There are many prayers we could say in times of suffering and in times of joy. What I am sure of is that we must originate our entire spiritual life in the experience of our everyday, the experience that God has planned for us through his will, in our particular sufferings and in our particular joys. This must be our first and all-encompassing spiritual focus and it must flow from our deepest heart where our self inflicted wounds meet with his resurrected wounds, where they merge into one body allowing his love and mercy to gush forth from within us even as it flowed forth from his wounded side.

Here is my prayer that I try to pray, and so often fail!, in times of sorrow and suffering and in times of joy and thanksgiving:

Dear Lord, I offer you my whole life, all of my joys and all of my sorrows, to be united to your wounded and resurrected heart, for our salvation and the salvation of all souls.

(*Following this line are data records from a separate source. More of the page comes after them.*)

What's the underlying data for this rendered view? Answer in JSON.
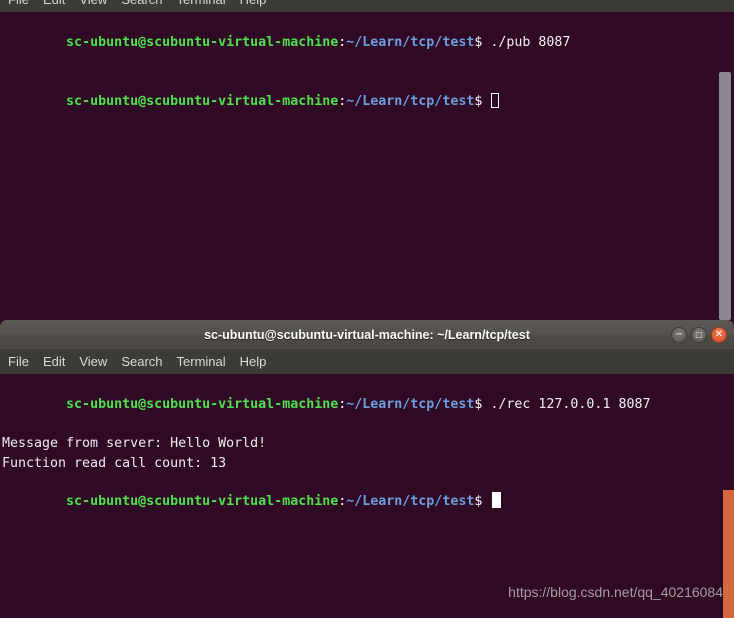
{
  "colors": {
    "terminal_bg": "#300a24",
    "menubar_bg": "#3c3b37",
    "titlebar_bg": "#55524d",
    "prompt_user": "#4ee24e",
    "prompt_path": "#6d9fe0",
    "output_text": "#ededed",
    "close_button": "#e2613a",
    "scrollbar_front": "#d2683c",
    "scrollbar_back": "#8e8791"
  },
  "menu": {
    "items": [
      "File",
      "Edit",
      "View",
      "Search",
      "Terminal",
      "Help"
    ]
  },
  "back_window": {
    "name": "publisher-terminal",
    "lines": [
      {
        "type": "prompt",
        "user": "sc-ubuntu@scubuntu-virtual-machine",
        "colon": ":",
        "path": "~/Learn/tcp/test",
        "dollar": "$",
        "command": " ./pub 8087"
      },
      {
        "type": "prompt",
        "user": "sc-ubuntu@scubuntu-virtual-machine",
        "colon": ":",
        "path": "~/Learn/tcp/test",
        "dollar": "$",
        "command": " ",
        "cursor": "hollow"
      }
    ]
  },
  "front_window": {
    "name": "receiver-terminal",
    "titlebar": {
      "title": "sc-ubuntu@scubuntu-virtual-machine: ~/Learn/tcp/test",
      "minimize_glyph": "−",
      "maximize_glyph": "□",
      "close_glyph": "✕"
    },
    "lines": [
      {
        "type": "prompt",
        "user": "sc-ubuntu@scubuntu-virtual-machine",
        "colon": ":",
        "path": "~/Learn/tcp/test",
        "dollar": "$",
        "command": " ./rec 127.0.0.1 8087"
      },
      {
        "type": "output",
        "text": "Message from server: Hello World!"
      },
      {
        "type": "output",
        "text": "Function read call count: 13"
      },
      {
        "type": "prompt",
        "user": "sc-ubuntu@scubuntu-virtual-machine",
        "colon": ":",
        "path": "~/Learn/tcp/test",
        "dollar": "$",
        "command": " ",
        "cursor": "solid"
      }
    ]
  },
  "watermark": {
    "text": "https://blog.csdn.net/qq_40216084"
  }
}
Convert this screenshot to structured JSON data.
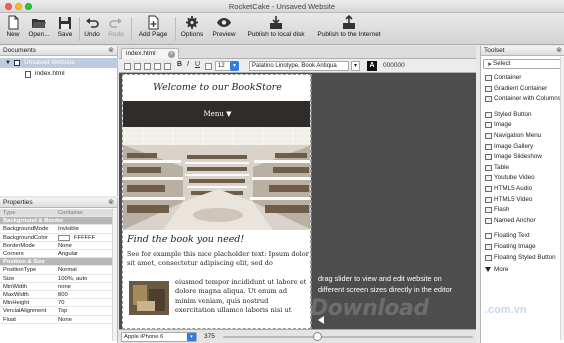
{
  "window": {
    "title": "RocketCake - Unsaved Website"
  },
  "toolbar": {
    "buttons": [
      {
        "label": "New",
        "icon": "new-file-icon",
        "enabled": true
      },
      {
        "label": "Open...",
        "icon": "open-folder-icon",
        "enabled": true
      },
      {
        "label": "Save",
        "icon": "save-disk-icon",
        "enabled": true
      },
      {
        "label": "Undo",
        "icon": "undo-icon",
        "enabled": true
      },
      {
        "label": "Redo",
        "icon": "redo-icon",
        "enabled": false
      },
      {
        "label": "Add Page",
        "icon": "add-page-icon",
        "enabled": true
      },
      {
        "label": "Options",
        "icon": "gear-icon",
        "enabled": true
      },
      {
        "label": "Preview",
        "icon": "eye-icon",
        "enabled": true
      },
      {
        "label": "Publish to local disk",
        "icon": "publish-disk-icon",
        "enabled": true
      },
      {
        "label": "Publish to the Internet",
        "icon": "publish-internet-icon",
        "enabled": true
      }
    ]
  },
  "documents": {
    "title": "Documents",
    "tree": [
      {
        "label": "Unsaved Website",
        "selected": true
      },
      {
        "label": "index.html",
        "selected": false
      }
    ]
  },
  "properties": {
    "title": "Properties",
    "header": {
      "key": "Type",
      "value": "Container"
    },
    "rows": [
      {
        "key": "Background & Border",
        "value": "",
        "section": true
      },
      {
        "key": "BackgroundMode",
        "value": "Invisible"
      },
      {
        "key": "BackgroundColor",
        "value": "FFFFFF",
        "swatch": "#ffffff"
      },
      {
        "key": "BorderMode",
        "value": "None"
      },
      {
        "key": "Corners",
        "value": "Angular"
      },
      {
        "key": "Position & Size",
        "value": "",
        "section": true
      },
      {
        "key": "PositionType",
        "value": "Normal"
      },
      {
        "key": "Size",
        "value": "100%, auto"
      },
      {
        "key": "MinWidth",
        "value": "none"
      },
      {
        "key": "MaxWidth",
        "value": "800"
      },
      {
        "key": "MinHeight",
        "value": "70"
      },
      {
        "key": "VercialAlignment",
        "value": "Top"
      },
      {
        "key": "Float",
        "value": "None"
      }
    ]
  },
  "editor": {
    "tab": "index.html",
    "format": {
      "size": "12",
      "font": "Palatino Linotype, Book Antiqua",
      "color": "000000"
    },
    "page": {
      "heading": "Welcome to our BookStore",
      "menu": "Menu",
      "subheading": "Find the book you need!",
      "paragraph1": "See for example this nice placholder text: Ipsum dolor sit amet, consectetur adipiscing elit, sed do",
      "paragraph2": "eiusmod tempor incididunt ut labore et dolore magna aliqua. Ut enum ad minim veniam, quis nostrud exercitation ullamco laboris nisi ut"
    },
    "hint": "drag slider to view and edit website on different screen sizes directly in the editor",
    "device": "Apple iPhone 6",
    "width": "375",
    "slider_fraction": 0.0
  },
  "toolset": {
    "title": "Toolset",
    "select": "Select",
    "items": [
      {
        "label": "Container"
      },
      {
        "label": "Gradient Container"
      },
      {
        "label": "Container with Columns"
      },
      {
        "label": "Styled Button"
      },
      {
        "label": "Image"
      },
      {
        "label": "Navigation Menu"
      },
      {
        "label": "Image Gallery"
      },
      {
        "label": "Image Slideshow"
      },
      {
        "label": "Table"
      },
      {
        "label": "Youtube Video"
      },
      {
        "label": "HTML5 Audio"
      },
      {
        "label": "HTML5 Video"
      },
      {
        "label": "Flash"
      },
      {
        "label": "Named Anchor"
      },
      {
        "label": "Floating Text"
      },
      {
        "label": "Floating Image"
      },
      {
        "label": "Floating Styled Button"
      },
      {
        "label": "More"
      }
    ]
  },
  "watermark": {
    "text": "Download",
    "suffix": ".com.vn"
  },
  "colors": {
    "accent": "#2e7de0",
    "menubar": "#2f2c29",
    "editorBg": "#4d4d4d"
  }
}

It is not the prayer that is so important, the prayer just reminds me of what I am supposed to be doing with my life, giving it to God, and it helps me do that. The crucial aspect of the prayer isn’t the words but the timing. By saying this prayer intentionally in times of sorrow and joy I am fostering an awareness of God’s plan for my life, and I am praying at those important moments, so that my heart will be open to God’s love, and so that I can love God and neighbor with the love that he gives to me so freely. By doing this I am originating the importance of my spiritual life in God’s will, and thus in God’s love, for his will is loving and his heart is full. Whatever we decide to do for Lent, whatever we decide to give (positive or negative), let it originate out of a profound love for God that we continually and habitually affirm in the sufferings and joys that he gives to us in our everyday lives. Our spiritual welfare will not come from what we decide to do or the prayers that we decide to say unless what we do and say originates first in a radicalized acceptance of God’s loving will for our lives.

If we do this, when we have the chance to receive His Body Blood Soul and Divinity in the Blessed Sacrament of the alter, it will mean that we are prepared to receive him into our deepest heart. For he has allowed his heart to be pierced for our sins so that his love and mercy might gush forth from within us, as our bodies merge into his, and as our wounds become unified with his wounded and resurrected heart.